If you haven’t spent much time drinking these classic expressions of Rhône white wine, the 2021 vintage is a wonderful place to start. This isn’t a particularly representative vintage—you’ll find these wines are cut, somewhat atypically, with acidity and minerality, but it’s an outstanding on-ramp for those looking to explore this stellar, often overlooked category.
A few showstopping 2021s to seek out: Condrieu from Georges Vernay, Francois Villard, Lionel Faury or Niero. In Hermitage, reliably excellent producers who made terrific wines in 2021 include Chapoutier, Jean-Louis Chave, Laurent Fayolle and Sorrel. Delas and Cave de Tain outperformed many of their peers for this vintage as well.
The Future of the Rhône Is Less Red
Producers throughout the Rhône Valley have taken notice of changing consumer tastes, while many are furiously planting white grapes and introducing new bottlings of white, rosé and sparkling styles as fast as they can.

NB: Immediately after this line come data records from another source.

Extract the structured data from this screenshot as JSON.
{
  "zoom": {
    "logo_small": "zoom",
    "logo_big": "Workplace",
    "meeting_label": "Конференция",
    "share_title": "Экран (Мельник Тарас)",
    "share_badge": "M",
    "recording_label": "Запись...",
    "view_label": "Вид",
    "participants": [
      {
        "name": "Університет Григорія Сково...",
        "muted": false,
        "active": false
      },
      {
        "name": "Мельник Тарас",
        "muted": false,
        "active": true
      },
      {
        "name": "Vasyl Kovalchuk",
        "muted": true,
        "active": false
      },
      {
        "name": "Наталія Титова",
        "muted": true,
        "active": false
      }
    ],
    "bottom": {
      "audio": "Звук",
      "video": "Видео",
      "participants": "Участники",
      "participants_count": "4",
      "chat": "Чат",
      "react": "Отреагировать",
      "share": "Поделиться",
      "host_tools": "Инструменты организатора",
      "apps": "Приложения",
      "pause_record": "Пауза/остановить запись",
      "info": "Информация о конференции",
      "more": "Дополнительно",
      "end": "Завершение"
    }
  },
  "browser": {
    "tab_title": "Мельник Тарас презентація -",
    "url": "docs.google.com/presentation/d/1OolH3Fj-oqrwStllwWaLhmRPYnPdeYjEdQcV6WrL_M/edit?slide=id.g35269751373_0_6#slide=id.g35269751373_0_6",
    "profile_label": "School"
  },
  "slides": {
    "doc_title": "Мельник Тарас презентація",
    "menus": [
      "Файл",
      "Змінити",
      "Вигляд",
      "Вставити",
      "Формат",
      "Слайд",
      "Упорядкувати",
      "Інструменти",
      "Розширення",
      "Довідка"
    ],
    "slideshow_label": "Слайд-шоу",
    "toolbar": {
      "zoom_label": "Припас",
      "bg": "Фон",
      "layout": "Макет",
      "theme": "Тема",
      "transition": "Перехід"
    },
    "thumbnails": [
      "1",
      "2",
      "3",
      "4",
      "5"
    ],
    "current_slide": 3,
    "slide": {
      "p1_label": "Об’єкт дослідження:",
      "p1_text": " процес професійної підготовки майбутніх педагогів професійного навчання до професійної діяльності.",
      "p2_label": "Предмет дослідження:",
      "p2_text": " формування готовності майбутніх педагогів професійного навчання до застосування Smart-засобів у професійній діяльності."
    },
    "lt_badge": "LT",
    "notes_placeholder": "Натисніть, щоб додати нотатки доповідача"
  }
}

These aren’t just more of the region’s historic white wine styles (mentioned above). Much of what’s being made are distinctly modern wines, which is to say, brighter, fresh-fruited and more mineral-driven offerings that have begun edging their way onto trendier wine lists in Paris, Lyon and Saint Tropez alongside easy-drinking stalwarts like Sancerre and Chablis. Appellations in the South like Vacqueyras, Gigondas and Ventoux that benefit from limestone soils and higher altitudes are big hotspots for these juicy, yet vibrantly salt-etched wines.

Conversations About Climate Change Are Getting Much More Specific
It’s nearly impossible to talk with a Rhône winemaker today without climate change seeping into the conversation. The topic was more pervasive than ever at this year’s DVR.
What you hear breaks neatly into two categories:
The first includes the familiar apocalyptic refrains. It’s clear, producers say, that winemaking in the Rhône is unsustainable on its current path, given the frequency with which catastrophic frosts, droughts, heat stress and wildfires are afflicting the vines.
The second is all about tactics. Already, winegrowers have made sweeping shifts in vineyard practices, tinkering with grape varieties, slowing down ripening by sheltering vines from the sun, and planting in higher, cooler sites that were considered laughably unfit for wine grapes just a few years before.
Perhaps most noticeable this year was the angle of the conversations. For decades (and perhaps centuries), the winemaking discussion in the Rhône focused on how to produce the ripest, most richly extracted wines a producer could manage. Today, those conversations are increasingly tempered with phrases like management, control, symmetry and balance.
It’s a shift that can be tasted, too. Winemakers are clearly dialing things back, easing away from the oaky, jammy fruit bombs that have been so commercially successful in recent years, instead focusing on freshness and balance.
No one should wish the hardship that climate change has brought on the Rhône’s winemakers, but the sea change of adjustments that are happening now may mark a return to a style of winemaking that could help win back classic wine lovers who previously turned away from the Rhône’s boozy ripeness, and attract a new generation of drinkers who are intrigued by leaner, less extracted wines.